All this is understandable, given that most animals have keen senses of smell, sight or hearing that help them survive what are, to them, predictable calamities. Some scientists speculate that humans have lost these senses in the evolutionary process, although one can argue that they are still present to some degree, such as, for example, among relatively undisturbed aboriginal trackers.

Many animals, including elephants and mice, communicate via ultrasonic waves that can travel long distances and even penetrate buildings, dense forests and hills. Humans can hear sound waves that measure between 20 and 20,000 hertz, but these animals communicate using sounds that are lower than the ones in our range. Game wardens in Africa have found elephants trembling in fear and huddled up against the edge of their reserve, as far away as it was possible for them to get from a planned killing of their fellows in an adjoining forest. While the sounds of the distant elephant slaughter were inaudible to the human ear, far-flung members of the animals' own species were well aware of their distress and panic.

What we don't know is greater than what we do, but we do know that fish have a thin line of sensitive cells on their sides, cells that can sense movement, vibration and change in the direction of the current. So when a typhoon approaches, changing the current, the fish try to move to safer waters.

We also know that some species of tree frogs can send and receive not only mating messages but also warnings over great distances by drumming on logs with their feet.

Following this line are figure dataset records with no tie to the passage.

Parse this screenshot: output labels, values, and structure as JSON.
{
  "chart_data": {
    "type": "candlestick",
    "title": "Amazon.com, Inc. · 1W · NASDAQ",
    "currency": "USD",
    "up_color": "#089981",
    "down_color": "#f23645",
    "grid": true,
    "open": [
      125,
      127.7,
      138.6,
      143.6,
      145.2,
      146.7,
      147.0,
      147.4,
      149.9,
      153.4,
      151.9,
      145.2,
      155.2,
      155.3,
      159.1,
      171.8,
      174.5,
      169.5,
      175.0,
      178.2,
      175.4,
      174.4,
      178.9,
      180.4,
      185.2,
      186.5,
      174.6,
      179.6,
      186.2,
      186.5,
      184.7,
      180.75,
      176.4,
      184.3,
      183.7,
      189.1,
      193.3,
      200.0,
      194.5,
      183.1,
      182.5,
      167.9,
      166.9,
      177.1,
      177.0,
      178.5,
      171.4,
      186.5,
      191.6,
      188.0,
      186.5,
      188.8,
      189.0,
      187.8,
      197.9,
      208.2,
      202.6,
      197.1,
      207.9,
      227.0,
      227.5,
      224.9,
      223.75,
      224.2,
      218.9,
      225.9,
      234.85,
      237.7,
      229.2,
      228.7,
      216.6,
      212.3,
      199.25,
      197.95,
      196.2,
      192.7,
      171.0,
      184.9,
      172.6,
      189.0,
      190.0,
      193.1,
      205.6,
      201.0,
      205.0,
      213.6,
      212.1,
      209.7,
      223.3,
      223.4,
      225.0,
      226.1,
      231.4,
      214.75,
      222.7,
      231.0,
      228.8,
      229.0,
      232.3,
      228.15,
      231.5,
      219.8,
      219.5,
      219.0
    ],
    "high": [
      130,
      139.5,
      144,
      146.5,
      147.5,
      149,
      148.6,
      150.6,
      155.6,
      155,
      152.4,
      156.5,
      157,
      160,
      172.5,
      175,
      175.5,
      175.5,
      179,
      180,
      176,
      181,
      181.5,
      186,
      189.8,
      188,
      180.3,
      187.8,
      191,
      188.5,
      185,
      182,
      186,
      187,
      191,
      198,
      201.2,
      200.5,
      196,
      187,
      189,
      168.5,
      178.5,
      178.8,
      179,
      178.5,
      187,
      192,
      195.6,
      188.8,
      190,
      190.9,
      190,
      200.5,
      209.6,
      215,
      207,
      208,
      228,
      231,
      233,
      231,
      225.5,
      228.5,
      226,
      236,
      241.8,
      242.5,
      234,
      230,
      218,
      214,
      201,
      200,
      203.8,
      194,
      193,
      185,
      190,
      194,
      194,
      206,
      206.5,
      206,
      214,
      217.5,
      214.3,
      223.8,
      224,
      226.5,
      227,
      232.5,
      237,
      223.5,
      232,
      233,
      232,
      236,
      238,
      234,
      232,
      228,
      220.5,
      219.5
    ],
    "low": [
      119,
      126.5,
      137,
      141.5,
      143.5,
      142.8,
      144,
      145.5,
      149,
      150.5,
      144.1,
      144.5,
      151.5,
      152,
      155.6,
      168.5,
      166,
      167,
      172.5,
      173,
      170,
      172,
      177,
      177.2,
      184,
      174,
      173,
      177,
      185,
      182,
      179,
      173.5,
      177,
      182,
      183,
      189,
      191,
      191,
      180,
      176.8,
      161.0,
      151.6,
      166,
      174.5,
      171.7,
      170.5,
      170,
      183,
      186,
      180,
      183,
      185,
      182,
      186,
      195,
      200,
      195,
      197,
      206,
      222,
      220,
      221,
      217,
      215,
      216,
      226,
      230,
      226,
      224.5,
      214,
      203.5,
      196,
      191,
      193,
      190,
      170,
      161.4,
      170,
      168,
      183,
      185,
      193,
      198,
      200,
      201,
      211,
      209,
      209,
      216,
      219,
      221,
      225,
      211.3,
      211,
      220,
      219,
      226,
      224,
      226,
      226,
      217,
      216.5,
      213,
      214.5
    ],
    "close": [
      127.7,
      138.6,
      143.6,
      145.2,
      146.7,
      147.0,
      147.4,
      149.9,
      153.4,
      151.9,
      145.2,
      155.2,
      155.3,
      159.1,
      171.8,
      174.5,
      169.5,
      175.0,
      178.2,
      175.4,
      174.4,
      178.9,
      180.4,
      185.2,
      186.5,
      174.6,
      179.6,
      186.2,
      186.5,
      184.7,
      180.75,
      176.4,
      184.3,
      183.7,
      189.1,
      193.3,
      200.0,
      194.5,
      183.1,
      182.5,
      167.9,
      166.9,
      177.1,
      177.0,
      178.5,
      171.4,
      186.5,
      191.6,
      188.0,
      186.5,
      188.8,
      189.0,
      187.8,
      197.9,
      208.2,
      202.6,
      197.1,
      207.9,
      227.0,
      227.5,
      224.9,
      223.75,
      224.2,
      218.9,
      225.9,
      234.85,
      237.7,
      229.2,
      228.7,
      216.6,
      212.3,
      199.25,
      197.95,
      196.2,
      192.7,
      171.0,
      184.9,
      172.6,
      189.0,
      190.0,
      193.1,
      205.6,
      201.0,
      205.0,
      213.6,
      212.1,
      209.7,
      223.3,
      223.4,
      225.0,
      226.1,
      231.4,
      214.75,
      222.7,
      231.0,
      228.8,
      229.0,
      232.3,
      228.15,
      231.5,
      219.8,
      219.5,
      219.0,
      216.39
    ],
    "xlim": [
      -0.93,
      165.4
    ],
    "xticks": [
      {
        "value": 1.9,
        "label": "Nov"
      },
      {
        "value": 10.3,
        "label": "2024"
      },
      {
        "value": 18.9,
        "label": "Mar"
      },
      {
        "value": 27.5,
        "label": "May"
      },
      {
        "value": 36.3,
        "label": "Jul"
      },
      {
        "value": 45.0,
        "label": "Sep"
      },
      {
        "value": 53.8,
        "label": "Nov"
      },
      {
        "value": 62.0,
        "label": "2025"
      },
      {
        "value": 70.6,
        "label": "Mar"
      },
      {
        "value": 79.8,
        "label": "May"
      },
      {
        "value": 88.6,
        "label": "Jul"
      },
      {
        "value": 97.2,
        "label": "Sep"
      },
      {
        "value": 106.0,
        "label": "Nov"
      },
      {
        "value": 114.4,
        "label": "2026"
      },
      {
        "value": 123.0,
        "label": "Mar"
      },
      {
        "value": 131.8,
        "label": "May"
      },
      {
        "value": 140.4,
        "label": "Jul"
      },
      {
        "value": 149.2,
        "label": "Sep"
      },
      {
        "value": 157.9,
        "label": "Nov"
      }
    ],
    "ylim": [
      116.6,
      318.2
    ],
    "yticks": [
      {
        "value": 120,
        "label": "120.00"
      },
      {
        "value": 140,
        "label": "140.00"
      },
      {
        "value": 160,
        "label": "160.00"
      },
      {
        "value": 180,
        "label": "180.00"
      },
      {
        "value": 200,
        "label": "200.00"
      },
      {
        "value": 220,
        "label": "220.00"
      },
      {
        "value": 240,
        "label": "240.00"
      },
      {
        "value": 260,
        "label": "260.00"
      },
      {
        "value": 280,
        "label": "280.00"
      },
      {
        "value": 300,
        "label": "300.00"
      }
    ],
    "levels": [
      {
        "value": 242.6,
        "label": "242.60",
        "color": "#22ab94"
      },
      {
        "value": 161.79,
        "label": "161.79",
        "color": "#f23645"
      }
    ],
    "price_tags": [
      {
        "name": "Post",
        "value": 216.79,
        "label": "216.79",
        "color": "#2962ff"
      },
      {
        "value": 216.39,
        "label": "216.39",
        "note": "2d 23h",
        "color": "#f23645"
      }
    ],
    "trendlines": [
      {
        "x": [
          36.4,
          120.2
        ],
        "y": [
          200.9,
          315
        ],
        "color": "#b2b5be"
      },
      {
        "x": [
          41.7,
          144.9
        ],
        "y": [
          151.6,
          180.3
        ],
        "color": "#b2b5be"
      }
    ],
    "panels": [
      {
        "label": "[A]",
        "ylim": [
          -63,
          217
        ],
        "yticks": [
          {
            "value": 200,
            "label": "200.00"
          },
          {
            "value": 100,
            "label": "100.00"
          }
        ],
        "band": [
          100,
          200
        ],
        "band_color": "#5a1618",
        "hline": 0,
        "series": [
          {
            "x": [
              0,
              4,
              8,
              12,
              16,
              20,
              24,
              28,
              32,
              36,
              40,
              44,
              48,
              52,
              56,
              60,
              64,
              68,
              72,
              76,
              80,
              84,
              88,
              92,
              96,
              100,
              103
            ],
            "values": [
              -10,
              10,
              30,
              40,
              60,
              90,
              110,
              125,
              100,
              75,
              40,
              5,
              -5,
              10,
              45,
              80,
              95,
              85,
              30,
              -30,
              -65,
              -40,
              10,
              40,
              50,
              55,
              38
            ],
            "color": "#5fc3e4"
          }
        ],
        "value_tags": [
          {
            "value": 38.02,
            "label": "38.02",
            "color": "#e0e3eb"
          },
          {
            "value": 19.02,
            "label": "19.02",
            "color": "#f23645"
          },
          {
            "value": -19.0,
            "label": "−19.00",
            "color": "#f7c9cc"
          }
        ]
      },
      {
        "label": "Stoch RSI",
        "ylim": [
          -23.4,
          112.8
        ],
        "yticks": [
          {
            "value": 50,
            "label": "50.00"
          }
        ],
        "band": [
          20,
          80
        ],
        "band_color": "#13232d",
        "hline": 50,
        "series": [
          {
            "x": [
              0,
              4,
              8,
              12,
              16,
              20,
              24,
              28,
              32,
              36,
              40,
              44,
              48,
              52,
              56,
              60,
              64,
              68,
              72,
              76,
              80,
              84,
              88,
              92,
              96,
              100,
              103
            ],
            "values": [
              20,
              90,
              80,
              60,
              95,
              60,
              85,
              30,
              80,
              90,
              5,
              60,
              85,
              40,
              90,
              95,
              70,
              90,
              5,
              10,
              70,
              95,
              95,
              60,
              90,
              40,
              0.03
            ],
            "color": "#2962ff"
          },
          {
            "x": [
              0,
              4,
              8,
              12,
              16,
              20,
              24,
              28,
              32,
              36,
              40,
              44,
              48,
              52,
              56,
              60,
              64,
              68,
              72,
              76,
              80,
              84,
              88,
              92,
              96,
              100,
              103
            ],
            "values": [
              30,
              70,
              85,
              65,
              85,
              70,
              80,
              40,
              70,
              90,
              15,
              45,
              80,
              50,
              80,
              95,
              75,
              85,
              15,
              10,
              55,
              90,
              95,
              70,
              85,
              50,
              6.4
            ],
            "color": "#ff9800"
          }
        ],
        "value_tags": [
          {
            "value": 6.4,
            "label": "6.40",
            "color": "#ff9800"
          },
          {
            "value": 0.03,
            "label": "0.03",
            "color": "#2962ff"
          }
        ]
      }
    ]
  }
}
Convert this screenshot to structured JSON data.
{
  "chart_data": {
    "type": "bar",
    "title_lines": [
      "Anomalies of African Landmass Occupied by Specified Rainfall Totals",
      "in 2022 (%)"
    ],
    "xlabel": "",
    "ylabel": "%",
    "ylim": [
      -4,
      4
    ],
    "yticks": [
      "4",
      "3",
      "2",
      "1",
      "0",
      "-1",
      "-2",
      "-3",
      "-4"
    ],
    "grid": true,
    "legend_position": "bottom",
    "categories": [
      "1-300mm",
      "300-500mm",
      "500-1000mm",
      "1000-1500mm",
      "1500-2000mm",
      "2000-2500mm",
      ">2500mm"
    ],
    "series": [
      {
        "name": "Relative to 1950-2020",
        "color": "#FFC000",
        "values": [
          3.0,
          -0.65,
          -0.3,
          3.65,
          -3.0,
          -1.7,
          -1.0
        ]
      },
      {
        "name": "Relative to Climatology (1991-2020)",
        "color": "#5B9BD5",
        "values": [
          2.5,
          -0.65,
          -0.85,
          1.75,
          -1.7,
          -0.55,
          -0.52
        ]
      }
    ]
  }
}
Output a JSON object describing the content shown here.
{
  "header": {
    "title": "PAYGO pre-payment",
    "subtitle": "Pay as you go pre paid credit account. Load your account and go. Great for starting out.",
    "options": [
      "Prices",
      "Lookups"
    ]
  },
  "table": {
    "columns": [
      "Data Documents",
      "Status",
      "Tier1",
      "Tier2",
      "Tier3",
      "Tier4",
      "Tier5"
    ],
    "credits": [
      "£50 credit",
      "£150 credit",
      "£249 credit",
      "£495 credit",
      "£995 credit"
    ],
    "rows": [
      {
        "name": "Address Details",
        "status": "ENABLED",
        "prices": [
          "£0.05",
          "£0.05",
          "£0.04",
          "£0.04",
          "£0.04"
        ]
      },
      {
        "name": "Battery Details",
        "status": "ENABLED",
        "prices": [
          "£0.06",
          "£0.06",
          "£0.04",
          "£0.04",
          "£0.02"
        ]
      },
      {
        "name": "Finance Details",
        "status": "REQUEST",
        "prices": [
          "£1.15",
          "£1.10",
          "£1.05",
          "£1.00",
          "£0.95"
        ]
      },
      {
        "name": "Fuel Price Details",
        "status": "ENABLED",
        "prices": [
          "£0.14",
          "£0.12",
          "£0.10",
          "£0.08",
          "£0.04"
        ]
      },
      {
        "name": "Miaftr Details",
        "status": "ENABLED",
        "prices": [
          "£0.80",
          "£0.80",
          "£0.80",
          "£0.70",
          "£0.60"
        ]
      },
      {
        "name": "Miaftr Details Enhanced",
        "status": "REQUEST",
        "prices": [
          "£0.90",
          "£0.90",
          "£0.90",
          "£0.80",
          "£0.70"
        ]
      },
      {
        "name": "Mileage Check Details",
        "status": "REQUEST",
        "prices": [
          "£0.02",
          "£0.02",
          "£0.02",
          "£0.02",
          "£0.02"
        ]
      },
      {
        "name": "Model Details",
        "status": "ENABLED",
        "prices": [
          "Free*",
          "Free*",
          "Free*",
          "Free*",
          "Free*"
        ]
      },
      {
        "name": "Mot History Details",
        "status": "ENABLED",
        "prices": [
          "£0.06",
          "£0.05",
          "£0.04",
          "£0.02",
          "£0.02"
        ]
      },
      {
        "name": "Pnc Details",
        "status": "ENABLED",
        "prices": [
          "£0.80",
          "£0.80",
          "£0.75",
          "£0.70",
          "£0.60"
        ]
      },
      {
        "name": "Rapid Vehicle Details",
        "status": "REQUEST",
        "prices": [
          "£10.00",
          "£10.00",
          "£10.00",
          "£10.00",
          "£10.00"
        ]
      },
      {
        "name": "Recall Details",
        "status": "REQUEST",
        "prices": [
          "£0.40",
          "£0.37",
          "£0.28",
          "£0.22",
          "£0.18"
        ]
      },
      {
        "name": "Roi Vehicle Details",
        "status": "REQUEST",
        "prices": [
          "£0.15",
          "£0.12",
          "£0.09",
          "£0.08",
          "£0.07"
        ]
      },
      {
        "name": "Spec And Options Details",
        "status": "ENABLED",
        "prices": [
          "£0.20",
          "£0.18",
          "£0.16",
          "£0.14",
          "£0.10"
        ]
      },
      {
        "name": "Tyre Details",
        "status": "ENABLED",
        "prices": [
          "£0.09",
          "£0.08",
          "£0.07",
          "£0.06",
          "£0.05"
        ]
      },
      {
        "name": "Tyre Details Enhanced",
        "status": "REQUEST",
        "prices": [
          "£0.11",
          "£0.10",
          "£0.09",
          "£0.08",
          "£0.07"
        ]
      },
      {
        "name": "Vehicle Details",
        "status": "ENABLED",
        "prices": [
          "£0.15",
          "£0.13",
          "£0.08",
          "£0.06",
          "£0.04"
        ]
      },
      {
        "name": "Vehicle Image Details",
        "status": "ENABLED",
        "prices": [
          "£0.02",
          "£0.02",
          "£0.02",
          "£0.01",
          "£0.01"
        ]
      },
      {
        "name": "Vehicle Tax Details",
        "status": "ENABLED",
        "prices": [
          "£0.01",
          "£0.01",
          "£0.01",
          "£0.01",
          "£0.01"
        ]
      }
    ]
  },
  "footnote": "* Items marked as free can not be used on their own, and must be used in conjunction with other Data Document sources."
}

And polar bears are so sensitive to shifts in the atmospheric pressure that they can ''smell'' the electrostatic disturbances that occur within thunderstorm systems. The vomeronasal organ, also called Jacobson's organ, helps such animals detect chemical changes in the atmosphere (sometimes these organs are hidden just under the animal's lip so that when dogs or cats snarl, they are actually using their sensitivity to determine whether an approaching animal is friend or foe). Snakes and other reptiles use their tongues to sense such things and to ''taste'' the air.

Sadly, some animals cannot escape disaster, as hard as they may try and as well equipped as they are to do so. Among them are the animals caged and chained in zoos, the snakes and mongooses kept by street-side performers in cane baskets and the miserable dancing bears and wing-clipped and caged parrots one still sees everywhere despite governmental ban on the capture and trade of indigenous Indian birds.

Many captive animals perished during the Bhuj earthquakes, and more perish every year during the floods that take place across the country. Add to what we already lament in the aftermath of this hideous tsunami the thought that in times of disaster, some animals must be desperate to flee but unable to do so.

To have a survival advantage but not be able to use it -- this, too, is a tragedy.